4. The composition of claim 1 wherein the antibacterial substance is selected from the group consisting of ceftiofur and pharmaceutically acceptable salts thereof, and combinations thereof.

5. The composition of claim 4, wherein said polyglycolized glyceride contains a major fatty acid component of oleic or linoleic acid.

6. The composition of any of claims 1-5, wherein the non-aqueous carrier is selected from the group consisting of vegetable oils, mineral oils, medium to long chain fatty acids and alkyl esters thereof, propylene glycol diesters of medium to long chain fatty acids, mono-, di-, and triglyceryl esters of fatty acids, polyethylene glycols, and combinations thereof.

7. The composition of any of claims 1-5, wherein the amphipathic oil comprises 0.01% to 99% weight/volume of the composition.

8. The composition of claim 7, wherein the amphipathic oil comprises 1% to 80% weight/volume of the composition.

9. The composition of claim 8, wherein the amphipathic oil comprises 3% to 25% weight/volume of the composition.

10. The composition of any of claims 1-5, wherein the microcrystalline wax comprises 0.01% to 50% weight/volume of the composition.

11. The composition of claim 10 wherein the microcrystalline wax comprises 1% to 40% weight/volume of the composition.

12. The composition of claim 11 wherein the microcrystalline wax comprises 3% to 15% weight/volume of the composition.

13. The composition of any of claims 1-5, wherein the non-aqueous carrier comprises from 0.5% to 99% weight/volume of the composition.

14. The composition of claim 13, wherein the non-aqueous carrier comprises 10% to 95% w/v of the composition.

15. The composition of claim 14, wherein the non-aqueous carrier comprises from 40% to 90% w/v of the composition.

16. An article of manufacture comprising a container or delivery device having an oxygen permeable wall and further comprising the composition of any of claims 1-15 contained therein.

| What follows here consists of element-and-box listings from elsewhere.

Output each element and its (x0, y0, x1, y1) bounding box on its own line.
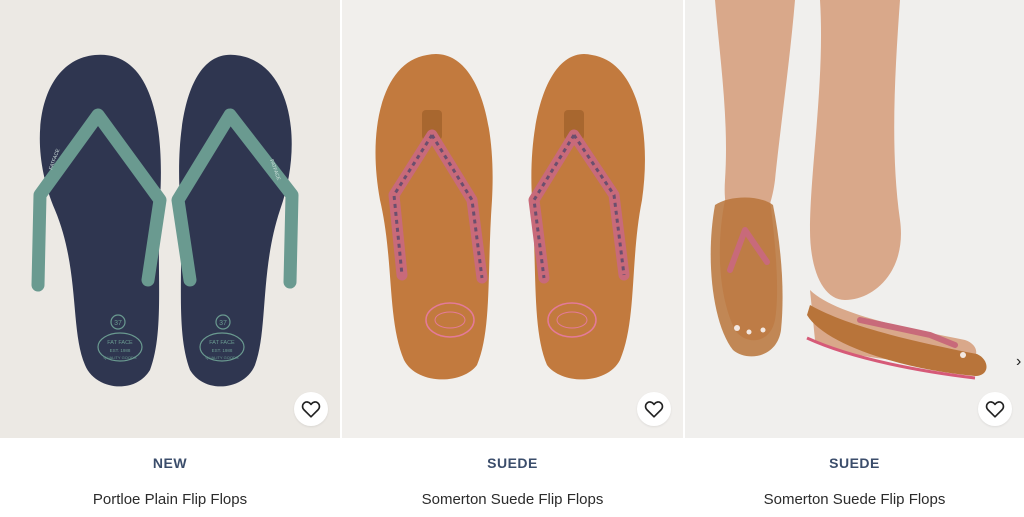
heart-outline-icon (301, 401, 321, 418)
product-image[interactable] (342, 0, 683, 438)
product-badge: SUEDE (829, 455, 880, 471)
wishlist-button[interactable] (294, 392, 328, 426)
product-name-link[interactable]: Portloe Plain Flip Flops (0, 491, 340, 508)
product-name-link[interactable]: Somerton Suede Flip Flops (342, 491, 683, 508)
product-card[interactable]: › SUEDE Somerton Suede Flip Flops (685, 0, 1024, 517)
wishlist-button[interactable] (637, 392, 671, 426)
product-badge: SUEDE (487, 455, 538, 471)
product-name-link[interactable]: Somerton Suede Flip Flops (685, 491, 1024, 508)
product-badge: NEW (152, 455, 188, 471)
flip-flops-navy-illustration: 37 FAT FACE EST. 1988 QUALITY GOODS 37 F… (0, 0, 340, 438)
wishlist-button[interactable] (978, 392, 1012, 426)
sole-logo-sub-left: QUALITY GOODS (103, 355, 136, 360)
sole-logo-est-left: EST. 1988 (110, 348, 131, 353)
heart-outline-icon (644, 401, 664, 418)
sole-logo-est-right: EST. 1988 (212, 348, 233, 353)
size-stamp-left: 37 (114, 320, 122, 327)
sole-logo-sub-right: QUALITY GOODS (205, 355, 238, 360)
product-card[interactable]: 37 FAT FACE EST. 1988 QUALITY GOODS 37 F… (0, 0, 340, 517)
flip-flops-tan-illustration (342, 0, 683, 438)
product-image[interactable]: 37 FAT FACE EST. 1988 QUALITY GOODS 37 F… (0, 0, 340, 438)
sole-logo-left: FAT FACE (107, 340, 133, 346)
product-card[interactable]: SUEDE Somerton Suede Flip Flops (342, 0, 683, 517)
sole-logo-right: FAT FACE (209, 340, 235, 346)
chevron-right-icon[interactable]: › (1016, 352, 1024, 372)
product-image[interactable]: › (685, 0, 1024, 438)
model-wearing-flip-flops-illustration (685, 0, 1024, 438)
product-grid: 37 FAT FACE EST. 1988 QUALITY GOODS 37 F… (0, 0, 1024, 517)
heart-outline-icon (985, 401, 1005, 418)
size-stamp-right: 37 (219, 320, 227, 327)
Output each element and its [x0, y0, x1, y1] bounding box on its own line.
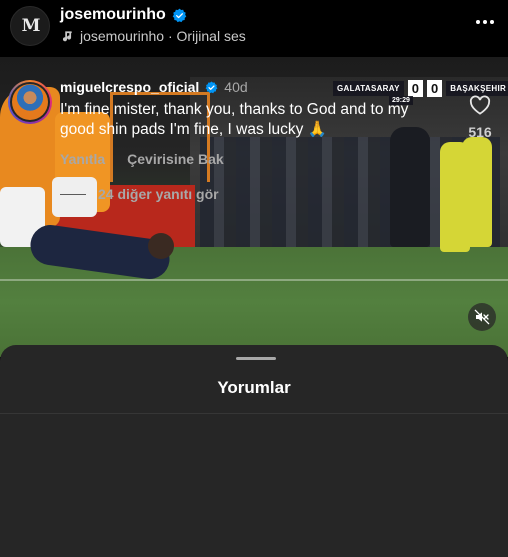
view-more-replies[interactable]: 24 diğer yanıtı gör — [60, 186, 219, 202]
verified-badge-icon — [205, 81, 218, 93]
audio-link[interactable]: josemourinho · Orijinal ses — [60, 28, 246, 44]
fallen-player-head — [148, 233, 174, 259]
home-score: 0 — [407, 79, 423, 97]
comments-title: Yorumlar — [217, 378, 291, 397]
reply-button[interactable]: Yanıtla — [60, 151, 105, 167]
mute-button[interactable] — [468, 303, 496, 331]
comment-header: miguelcrespo_oficial 40d — [60, 79, 248, 95]
verified-badge-icon — [172, 8, 187, 22]
profile-avatar[interactable]: M — [10, 6, 50, 46]
comment-age: 40d — [224, 79, 248, 95]
music-note-icon — [62, 31, 72, 42]
commenter-avatar[interactable] — [8, 80, 52, 124]
speaker-muted-icon — [474, 309, 490, 325]
post-header: M josemourinho josemourinho · Orijinal s… — [0, 0, 508, 57]
commenter-username[interactable]: miguelcrespo_oficial — [60, 79, 199, 95]
like-count: 516 — [468, 124, 492, 140]
divider — [0, 413, 508, 414]
official — [462, 137, 492, 247]
more-options-icon[interactable] — [476, 16, 496, 28]
comment-actions: Yanıtla Çevirisine Bak — [60, 151, 224, 167]
steward — [390, 127, 430, 247]
username-link[interactable]: josemourinho — [60, 6, 166, 24]
replies-line — [60, 193, 86, 195]
avatar-logo: M — [21, 16, 41, 36]
away-team: BAŞAKŞEHIR — [446, 80, 508, 96]
away-score: 0 — [426, 79, 443, 97]
comment-text: I'm fine mister, thank you, thanks to Go… — [60, 101, 409, 138]
drag-handle[interactable] — [236, 357, 276, 360]
more-replies-label: 24 diğer yanıtı gör — [98, 186, 219, 202]
username-row: josemourinho — [60, 6, 187, 24]
home-team: GALATASARAY — [333, 80, 404, 96]
comments-sheet: Yorumlar — [0, 345, 508, 557]
pitch-line — [0, 279, 508, 281]
heart-icon[interactable] — [469, 95, 491, 115]
audio-label: josemourinho · Orijinal ses — [80, 28, 246, 44]
see-translation-button[interactable]: Çevirisine Bak — [127, 151, 224, 167]
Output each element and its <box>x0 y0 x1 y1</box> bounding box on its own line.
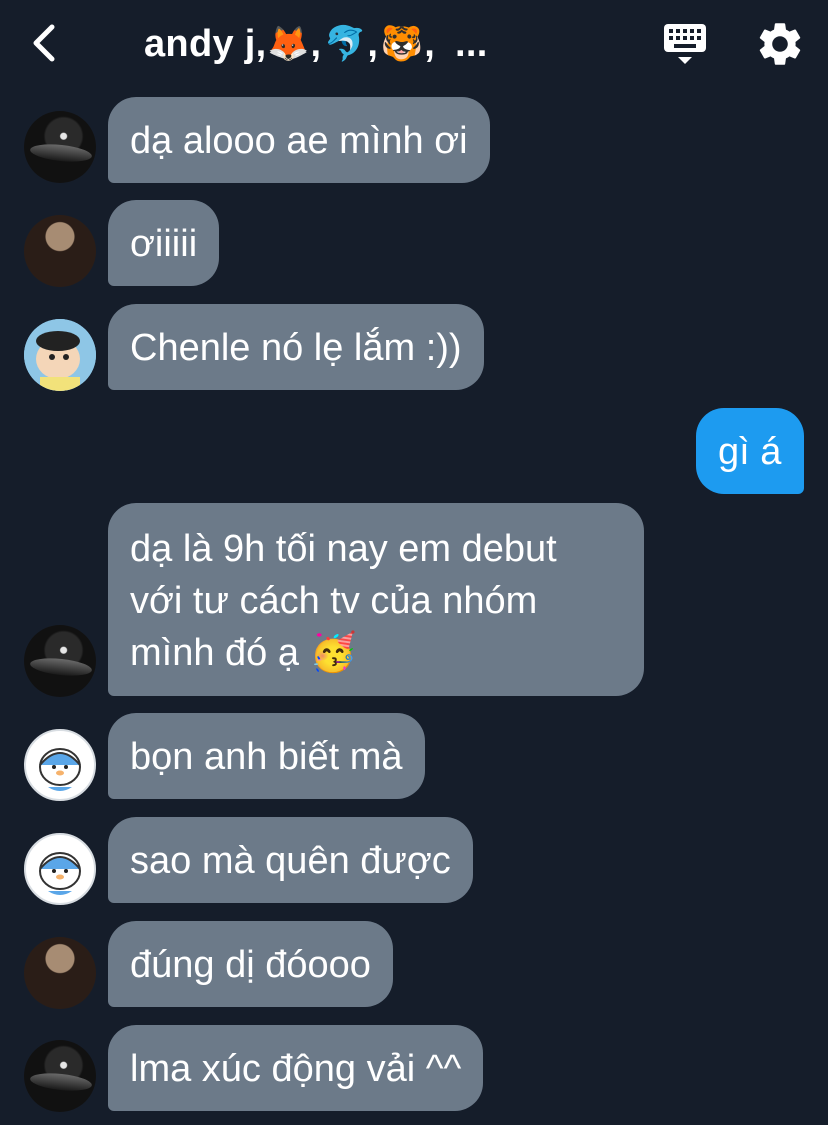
chevron-left-icon <box>33 24 55 62</box>
keyboard-icon <box>664 24 706 64</box>
message-line: với tư cách tv của nhóm <box>130 580 538 622</box>
message-bubble[interactable]: ơiiiii <box>108 200 220 286</box>
title-emoji-fox: 🦊 <box>267 25 310 63</box>
message-bubble[interactable]: dạ alooo ae mình ơi <box>108 97 490 183</box>
avatar[interactable] <box>24 319 96 391</box>
title-comma: , <box>310 22 322 65</box>
message-text: Chenle nó lẹ lắm :)) <box>130 327 462 369</box>
message-bubble[interactable]: Chenle nó lẹ lắm :)) <box>108 304 484 390</box>
gear-icon <box>759 23 801 65</box>
message-text: ơiiiii <box>130 223 198 265</box>
message-bubble[interactable]: sao mà quên được <box>108 817 473 903</box>
chat-header: andy j, 🦊, 🐬, 🐯, ... <box>0 0 828 90</box>
avatar[interactable] <box>24 833 96 905</box>
penguin-icon <box>39 748 81 791</box>
message-bubble[interactable]: lma xúc động vải ^^ <box>108 1025 484 1111</box>
avatar[interactable] <box>24 111 96 183</box>
avatar[interactable] <box>24 1040 96 1112</box>
title-more: ... <box>455 22 488 65</box>
avatar[interactable] <box>24 729 96 801</box>
back-button[interactable] <box>20 18 70 68</box>
message-text: lma xúc động vải ^^ <box>130 1048 462 1090</box>
message-text: sao mà quên được <box>130 840 451 882</box>
settings-button[interactable] <box>754 18 806 70</box>
title-comma: , <box>424 22 436 65</box>
message-bubble[interactable]: bọn anh biết mà <box>108 713 425 799</box>
shinchan-icon <box>24 319 96 391</box>
avatar[interactable] <box>24 215 96 287</box>
keyboard-button[interactable] <box>660 20 710 68</box>
avatar[interactable] <box>24 625 96 697</box>
message-line: dạ là 9h tối nay em debut <box>130 528 557 570</box>
title-comma: , <box>367 22 379 65</box>
message-text: dạ alooo ae mình ơi <box>130 120 468 162</box>
message-bubble-outgoing[interactable]: gì á <box>696 408 804 494</box>
avatar[interactable] <box>24 937 96 1009</box>
message-text: bọn anh biết mà <box>130 736 403 778</box>
conversation-title[interactable]: andy j, 🦊, 🐬, 🐯, ... <box>144 18 488 70</box>
message-text: gì á <box>718 431 782 473</box>
title-name: andy j, <box>144 22 267 65</box>
message-line: mình đó ạ 🥳 <box>130 632 357 674</box>
message-bubble[interactable]: dạ là 9h tối nay em debut với tư cách tv… <box>108 503 644 696</box>
title-emoji-dolphin: 🐬 <box>324 25 367 63</box>
message-text: đúng dị đóooo <box>130 944 371 986</box>
chat-screen: andy j, 🦊, 🐬, 🐯, ... dạ alooo ae mình ơi… <box>0 0 828 1125</box>
penguin-icon <box>39 852 81 895</box>
title-emoji-tiger: 🐯 <box>380 25 424 63</box>
message-bubble[interactable]: đúng dị đóooo <box>108 921 393 1007</box>
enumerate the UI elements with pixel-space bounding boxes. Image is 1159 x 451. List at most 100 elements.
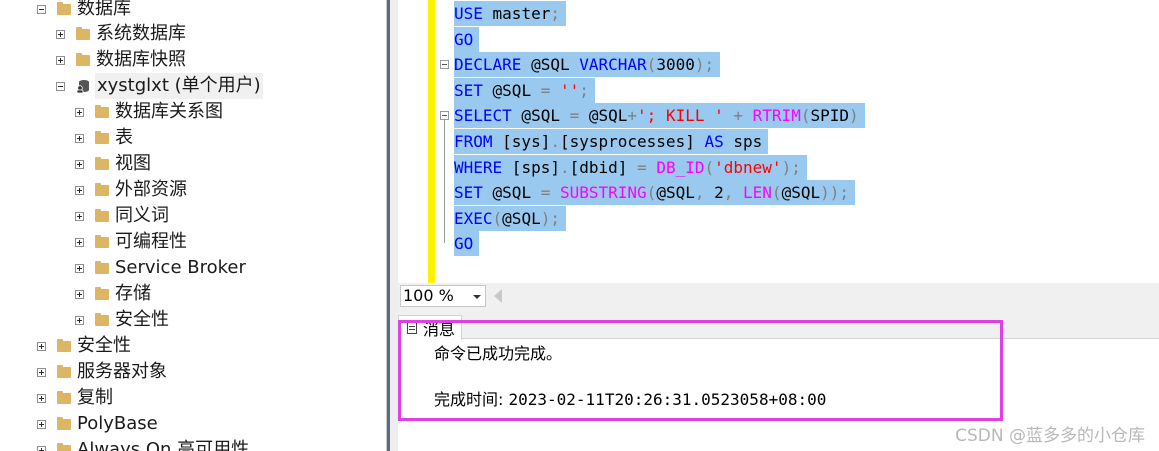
tree-node[interactable]: 表 [75,125,133,151]
tree-node[interactable]: 外部资源 [75,177,187,203]
folder-icon [95,208,109,222]
folder-icon [95,130,109,144]
tree-node[interactable]: 数据库 [37,0,131,22]
pane-splitter[interactable] [386,0,398,451]
folder-icon [95,234,109,248]
code-token: . [550,132,560,151]
tree-node[interactable]: 安全性 [75,307,169,333]
scroll-left-arrow-icon[interactable] [494,289,502,303]
code-token: ; [579,80,589,100]
expand-plus-icon[interactable] [75,315,84,325]
tree-node-label: PolyBase [77,413,158,434]
code-token: 2 [704,183,724,203]
code-token: ); [694,55,715,75]
change-tracking-bar [428,0,435,283]
code-token: SELECT [454,106,512,126]
tree-node-label: Service Broker [115,257,246,278]
code-token: DECLARE [454,55,522,75]
expand-plus-icon[interactable] [37,341,46,351]
tree-node[interactable]: Always On 高可用性 [37,437,249,451]
expand-plus-icon[interactable] [37,445,46,451]
code-token: sps [723,132,763,151]
folder-icon [95,156,109,170]
tree-node-label: 表 [115,127,133,148]
code-line[interactable]: USE master; [454,1,566,26]
expand-plus-icon[interactable] [37,419,46,429]
expand-plus-icon[interactable] [75,237,84,247]
expand-plus-icon[interactable] [37,367,46,377]
code-token: + [723,106,753,126]
expand-plus-icon[interactable] [56,29,65,39]
code-token: WHERE [454,157,503,177]
tree-node[interactable]: 数据库关系图 [75,99,223,125]
tree-node[interactable]: 同义词 [75,203,169,229]
expand-plus-icon[interactable] [75,107,84,117]
code-line[interactable]: SELECT @SQL = @SQL+'; KILL ' + RTRIM(SPI… [454,103,865,129]
code-token: [sysprocesses] [559,132,695,151]
tree-node[interactable]: Service Broker [75,255,246,281]
code-token: ); [540,208,560,228]
tree-node[interactable]: 数据库快照 [56,47,186,73]
expand-plus-icon[interactable] [75,263,84,273]
expand-plus-icon[interactable] [75,159,84,169]
collapse-minus-icon[interactable] [440,60,449,70]
tree-node[interactable]: 视图 [75,151,151,177]
code-line[interactable]: SET @SQL = ''; [454,77,595,103]
tree-node-label: 同义词 [115,205,169,226]
collapse-minus-icon[interactable] [440,111,449,121]
code-token: EXEC [454,208,493,228]
database-user-icon [76,80,89,93]
tree-node-label: 复制 [77,387,113,408]
chevron-down-icon[interactable] [473,295,481,299]
tree-node-label: 服务器对象 [77,361,167,382]
code-token: ); [781,157,801,177]
sql-editor[interactable]: USE master; GO DECLARE @SQL VARCHAR(3000);… [398,0,1159,283]
code-token: [sys] [492,132,551,151]
code-token: '' [550,80,580,100]
expand-plus-icon[interactable] [75,133,84,143]
zoom-dropdown[interactable]: 100 % [400,285,486,307]
collapse-minus-icon[interactable] [37,4,46,14]
code-token: @SQL [482,80,541,100]
folder-icon [76,52,90,66]
tree-node[interactable]: 服务器对象 [37,359,167,385]
code-token: ( [771,183,782,203]
tree-node[interactable]: 复制 [37,385,113,411]
tree-node[interactable]: 可编程性 [75,229,187,255]
expand-plus-icon[interactable] [75,211,84,221]
folder-icon [57,442,71,451]
tree-node[interactable]: 存储 [75,281,151,307]
code-line[interactable]: WHERE [sps].[dbid] = DB_ID('dbnew'); [454,154,807,180]
folder-icon [95,286,109,300]
tree-node[interactable]: PolyBase [37,411,158,437]
code-token: FROM [454,132,493,151]
code-token: @SQL [521,55,580,75]
code-token: SPID [810,106,849,126]
code-line[interactable]: DECLARE @SQL VARCHAR(3000); [454,52,721,78]
tree-node-label: 存储 [115,283,151,304]
code-token: SET [454,183,483,203]
code-line[interactable]: SET @SQL = SUBSTRING(@SQL, 2, LEN(@SQL))… [454,180,855,206]
code-line[interactable]: GO [454,231,480,257]
code-line[interactable]: EXEC(@SQL); [454,205,566,231]
outline-guide [444,120,445,244]
folder-icon [76,26,90,40]
code-token: ; [550,4,560,23]
collapse-minus-icon[interactable] [56,81,65,91]
tree-node[interactable]: 安全性 [37,333,131,359]
expand-plus-icon[interactable] [75,185,84,195]
expand-plus-icon[interactable] [75,289,84,299]
code-token: SUBSTRING [550,183,647,203]
tree-node[interactable]: 系统数据库 [56,21,186,47]
expand-plus-icon[interactable] [37,393,46,403]
expand-plus-icon[interactable] [56,55,65,65]
code-token: LEN [733,183,772,203]
folder-icon [57,364,71,378]
folder-icon [95,260,109,274]
code-token: . [559,157,570,177]
code-token: [sps] [502,157,560,177]
code-line[interactable]: FROM [sys].[sysprocesses] AS sps [454,129,769,154]
code-line[interactable]: GO [454,26,480,52]
tree-node[interactable]: xystglxt (单个用户) [56,73,263,99]
code-token: = [637,157,647,177]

17. The product of claim 16, wherein said composition has extended chemical and/or physical stability by comparison to an otherwise similar reference composition lacking one or both of the amphipathic oil and the microcrystalline wax.

18. Use of the composition of any one of claims 1-15 for the manufacture of a medicament for treating or preventing a bacterial infection in a subject.

19. The use of claim 18, wherein the bacterial infection is present in the udder of a milk producing animal, and wherein the medicament is administered by intramammary infusion.

20. The use of claim 19, wherein the bacterial infection is manifested as mastitis.

21. The use of claim 19, wherein the bacterial infection is present in an ear, and wherein the medicament is administered by otic infusion or injection.